Çantasından kalemliğini çıkardı ve içinden siyah keçeli kalemini seçti. Anahtarın üzerine 'Y ve K' harflerini yazdı ve Yu Jin'e uzattı.

"K, Kim'den geliyor, senin soyadın. Y ise benden. Şimdi anahtarını daha rahat bulabilirsin."

Lucas merdivenlerden yukarı çıkmak üzereyken bileğinde ufak bir el hissetti. Eli bileğini tam kaplayamıyordu bile. Lucas gülmemek için kendini zor tuttu. Onun için bu tür davranışlar fazla şirindi.

Yavaşça arkasına döndü ve ona kocaman gözlerle bakan küçük kıza baktı. Onu içeri davet edeceğini düşünüyordu. O yüzden gülümsemesini durduramıyordu. Yu Jin ağzını açtığında dikkatle onu dinlemeye koyuldu.

"Peki Y ne? Senin adın Lucas değil mi?"

Lucas ufak bir hayal kırıklığına uğrasa da bunu belli etmedi. Bileğini küçük elden kurtardı. Yu Jin ise ne yaptığını yeni fark etmiş gibi Lucas'a baktı ve özür diledi.

"Yukhei.
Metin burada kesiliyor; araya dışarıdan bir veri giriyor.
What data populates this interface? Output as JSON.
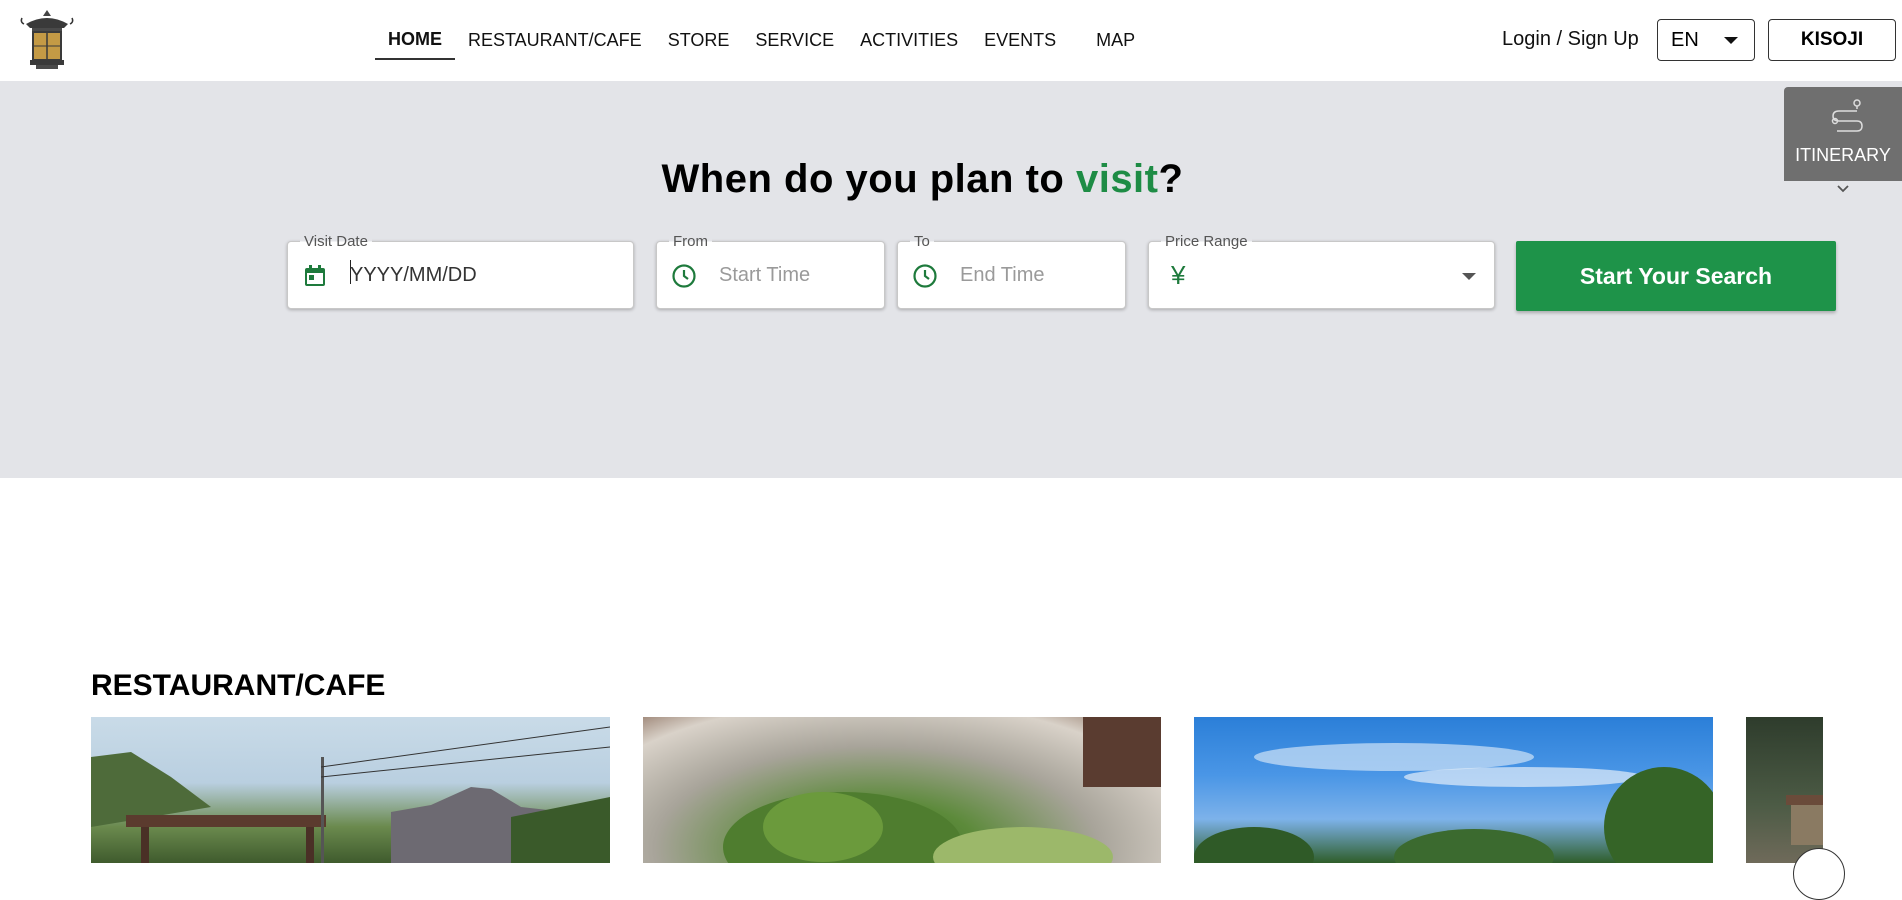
{
  "header": {
    "logo_icon": "lantern-logo-icon",
    "nav": [
      {
        "label": "HOME",
        "active": true
      },
      {
        "label": "RESTAURANT/CAFE",
        "active": false
      },
      {
        "label": "STORE",
        "active": false
      },
      {
        "label": "SERVICE",
        "active": false
      },
      {
        "label": "ACTIVITIES",
        "active": false
      },
      {
        "label": "EVENTS",
        "active": false
      },
      {
        "label": "MAP",
        "active": false
      }
    ],
    "login_label": "Login / Sign Up",
    "language": "EN",
    "region_button": "KISOJI"
  },
  "hero": {
    "title_prefix": "When do you plan to ",
    "title_accent": "visit",
    "title_suffix": "?",
    "accent_color": "#1e8c45",
    "visit_date": {
      "label": "Visit Date",
      "placeholder": "YYYY/MM/DD",
      "icon": "calendar-icon"
    },
    "from": {
      "label": "From",
      "placeholder": "Start Time",
      "icon": "clock-icon"
    },
    "to": {
      "label": "To",
      "placeholder": "End Time",
      "icon": "clock-icon"
    },
    "price_range": {
      "label": "Price Range",
      "prefix": "¥",
      "value": ""
    },
    "search_button": "Start Your Search",
    "button_color": "#1e9349"
  },
  "itinerary": {
    "label": "ITINERARY",
    "icon": "route-icon"
  },
  "section": {
    "title": "RESTAURANT/CAFE",
    "cards": [
      {
        "image": "gazebo-mountain-photo"
      },
      {
        "image": "salad-dish-photo"
      },
      {
        "image": "blue-sky-trees-photo"
      },
      {
        "image": "forest-building-photo"
      }
    ]
  }
}
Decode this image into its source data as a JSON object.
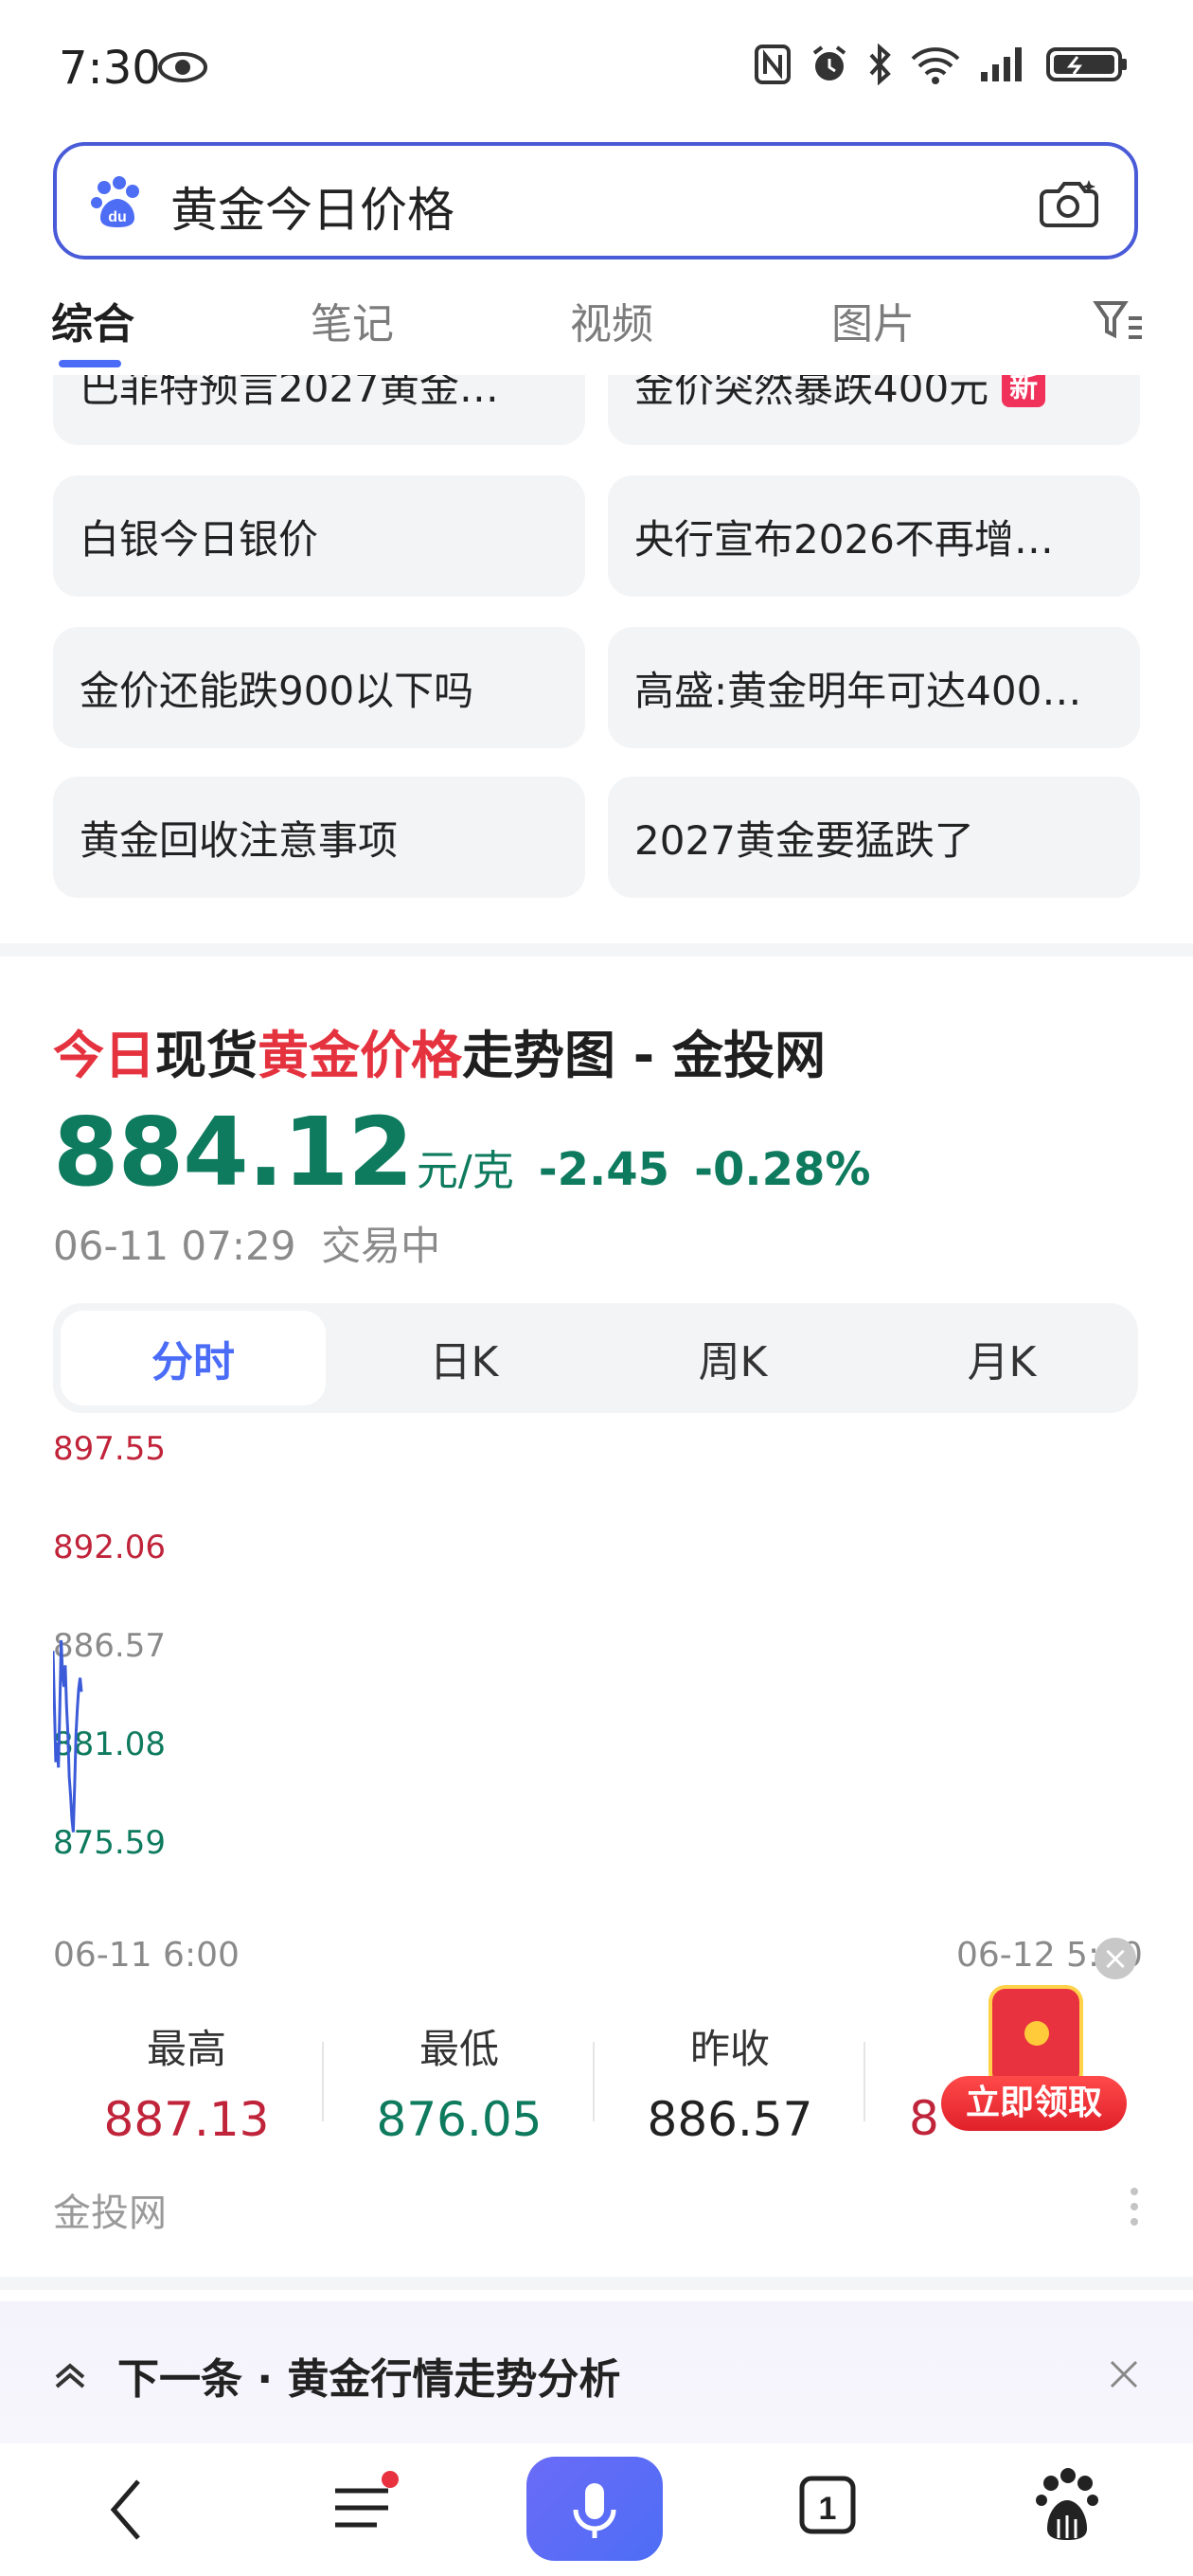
{
  "status_bar": {
    "time": "7:30"
  },
  "search": {
    "query": "黄金今日价格"
  },
  "tabs": [
    "综合",
    "笔记",
    "视频",
    "图片"
  ],
  "suggestions": [
    {
      "text": "巴菲特预言2027黄金…",
      "badge": ""
    },
    {
      "text": "金价突然暴跌400元",
      "badge": "新"
    },
    {
      "text": "白银今日银价",
      "badge": ""
    },
    {
      "text": "央行宣布2026不再增…",
      "badge": ""
    },
    {
      "text": "金价还能跌900以下吗",
      "badge": ""
    },
    {
      "text": "高盛:黄金明年可达400…",
      "badge": ""
    },
    {
      "text": "黄金回收注意事项",
      "badge": ""
    },
    {
      "text": "2027黄金要猛跌了",
      "badge": ""
    }
  ],
  "card": {
    "title_part1": "今日",
    "title_part2": "现货",
    "title_part3": "黄金价格",
    "title_part4": "走势图 - 金投网",
    "price": "884.12",
    "unit": "元/克",
    "change": "-2.45",
    "change_pct": "-0.28%",
    "timestamp": "06-11 07:29",
    "trading_status": "交易中",
    "kline_tabs": [
      "分时",
      "日K",
      "周K",
      "月K"
    ],
    "stats": [
      {
        "label": "最高",
        "value": "887.13",
        "color": "#c0243a"
      },
      {
        "label": "最低",
        "value": "876.05",
        "color": "#0e7a5e"
      },
      {
        "label": "昨收",
        "value": "886.57",
        "color": "#222222"
      }
    ],
    "stats_partial_value": "8",
    "promo_label": "立即领取",
    "source": "金投网"
  },
  "chart_data": {
    "type": "line",
    "y_ticks": [
      "897.55",
      "892.06",
      "886.57",
      "881.08",
      "875.59"
    ],
    "ylim": [
      875.59,
      897.55
    ],
    "x_ticks": [
      "06-11 6:00",
      "06-12 5:00"
    ],
    "baseline": 886.57,
    "x": [
      0,
      1,
      2,
      3,
      4,
      5,
      6,
      7,
      8,
      9,
      10,
      11,
      12,
      13,
      14,
      15,
      16,
      17,
      18,
      19,
      20,
      21
    ],
    "values": [
      886.4,
      883.5,
      880.2,
      881.3,
      879.9,
      883.0,
      887.0,
      885.2,
      884.4,
      885.6,
      883.3,
      881.8,
      879.4,
      878.3,
      877.0,
      876.3,
      879.0,
      881.8,
      883.2,
      884.3,
      884.9,
      884.12
    ],
    "line_color": "#3b5bd9",
    "up_color": "#c0243a",
    "down_color": "#0e7a5e"
  },
  "next_bar": {
    "text": "下一条 · 黄金行情走势分析"
  },
  "bottom_nav": {
    "tabs_count": "1"
  },
  "colors": {
    "accent": "#4a6cf7",
    "up": "#c0243a",
    "down": "#0e7a5e",
    "title_highlight": "#e5323f"
  }
}
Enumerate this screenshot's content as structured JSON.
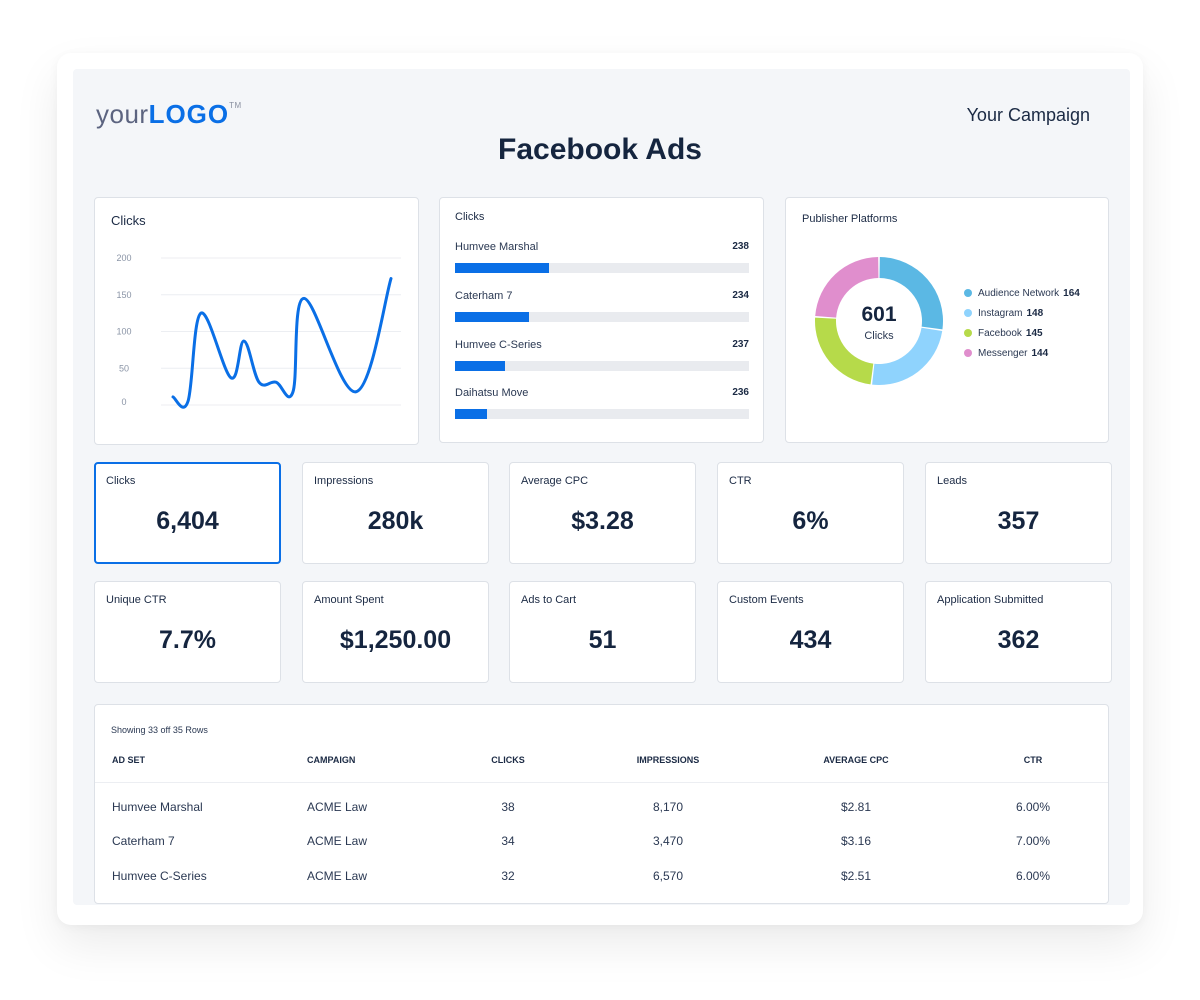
{
  "header": {
    "logo_prefix": "your",
    "logo_brand": "LOGO",
    "logo_tm": "TM",
    "campaign": "Your Campaign",
    "title": "Facebook Ads"
  },
  "colors": {
    "accent": "#0a6fe6",
    "text_dark": "#15253f",
    "bar_track": "#e9ebef"
  },
  "chart_data": [
    {
      "type": "line",
      "title": "Clicks",
      "xlabel": "",
      "ylabel": "",
      "ylim": [
        0,
        200
      ],
      "yticks": [
        "0",
        "50",
        "100",
        "150",
        "200"
      ],
      "grid": true,
      "x": [
        1,
        2,
        3,
        4,
        5,
        6,
        7,
        8,
        9,
        10,
        11
      ],
      "values": [
        11,
        5,
        125,
        37,
        87,
        31,
        31,
        18,
        145,
        18,
        172
      ],
      "color": "#0a6fe6"
    },
    {
      "type": "bar",
      "orientation": "horizontal",
      "title": "Clicks",
      "categories": [
        "Humvee Marshal",
        "Caterham 7",
        "Humvee C-Series",
        "Daihatsu Move"
      ],
      "values": [
        238,
        234,
        237,
        236
      ],
      "value_labels": [
        "238",
        "234",
        "237",
        "236"
      ],
      "fill_fraction": [
        0.32,
        0.25,
        0.17,
        0.11
      ],
      "color": "#0a6fe6"
    },
    {
      "type": "pie",
      "donut": true,
      "title": "Publisher Platforms",
      "center_value": "601",
      "center_label": "Clicks",
      "categories": [
        "Audience Network",
        "Instagram",
        "Facebook",
        "Messenger"
      ],
      "values": [
        164,
        148,
        145,
        144
      ],
      "colors": [
        "#5bb8e4",
        "#8fd3fd",
        "#b6da4a",
        "#e08ecd"
      ],
      "legend_position": "right"
    }
  ],
  "kpis": [
    {
      "label": "Clicks",
      "value": "6,404",
      "active": true
    },
    {
      "label": "Impressions",
      "value": "280k"
    },
    {
      "label": "Average CPC",
      "value": "$3.28"
    },
    {
      "label": "CTR",
      "value": "6%"
    },
    {
      "label": "Leads",
      "value": "357"
    },
    {
      "label": "Unique CTR",
      "value": "7.7%"
    },
    {
      "label": "Amount Spent",
      "value": "$1,250.00"
    },
    {
      "label": "Ads to Cart",
      "value": "51"
    },
    {
      "label": "Custom Events",
      "value": "434"
    },
    {
      "label": "Application Submitted",
      "value": "362"
    }
  ],
  "table": {
    "caption": "Showing 33 off 35 Rows",
    "columns": [
      "AD SET",
      "CAMPAIGN",
      "CLICKS",
      "IMPRESSIONS",
      "AVERAGE CPC",
      "CTR"
    ],
    "rows": [
      [
        "Humvee Marshal",
        "ACME Law",
        "38",
        "8,170",
        "$2.81",
        "6.00%"
      ],
      [
        "Caterham 7",
        "ACME Law",
        "34",
        "3,470",
        "$3.16",
        "7.00%"
      ],
      [
        "Humvee C-Series",
        "ACME Law",
        "32",
        "6,570",
        "$2.51",
        "6.00%"
      ]
    ]
  }
}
Adımın baş harfi. Ayrıca senin de adın Y ile başladığı için soyadını kullandım. Şimdi evime gidebilir miyim?"

Yu Jin bir adım geri çekildi. Adını anlamamıştı.

"Yuhkei mi dedin sen? O nasıl bir ad?"

Lucas güldü ve merdivene oturdu. Aklına o küçük kızın söyleyişi gelmişti. Tıpkı onun gibi söylemişti.

"Yuhkei değil. Yukhei. Aklıma küçük bir arkadaşımı getirdin."

Yu Jin güldü ve kapıyı açtı. "Lucas demesi daha kolay." Ardından içeri girdi. Lucas da ayağa kalktı. Yu Jin o küçük kıza fazlasıyla benziyordu ve bu ona bir anda ısınmasına neden olmuştu. Ta ki peynir toplarını hatırlayana kadar.

"Bir de... bugünü telafi etmek istiyorum. Dedemin yapacağı peynir toplarından yemek ister misin?"

Lucas güldü ve hızlıca çıktığı iki merdivenden aşağı indi. Yu Jin kenara çekildi. Bu sırada dedesi de merdivenlerden çıkmış ve içeri girmişti. Lucas güldü ve Mr. Cho'yu takip etti. Yu Jin'le aralarındaki tüm sorun bir anda çözülmüştü.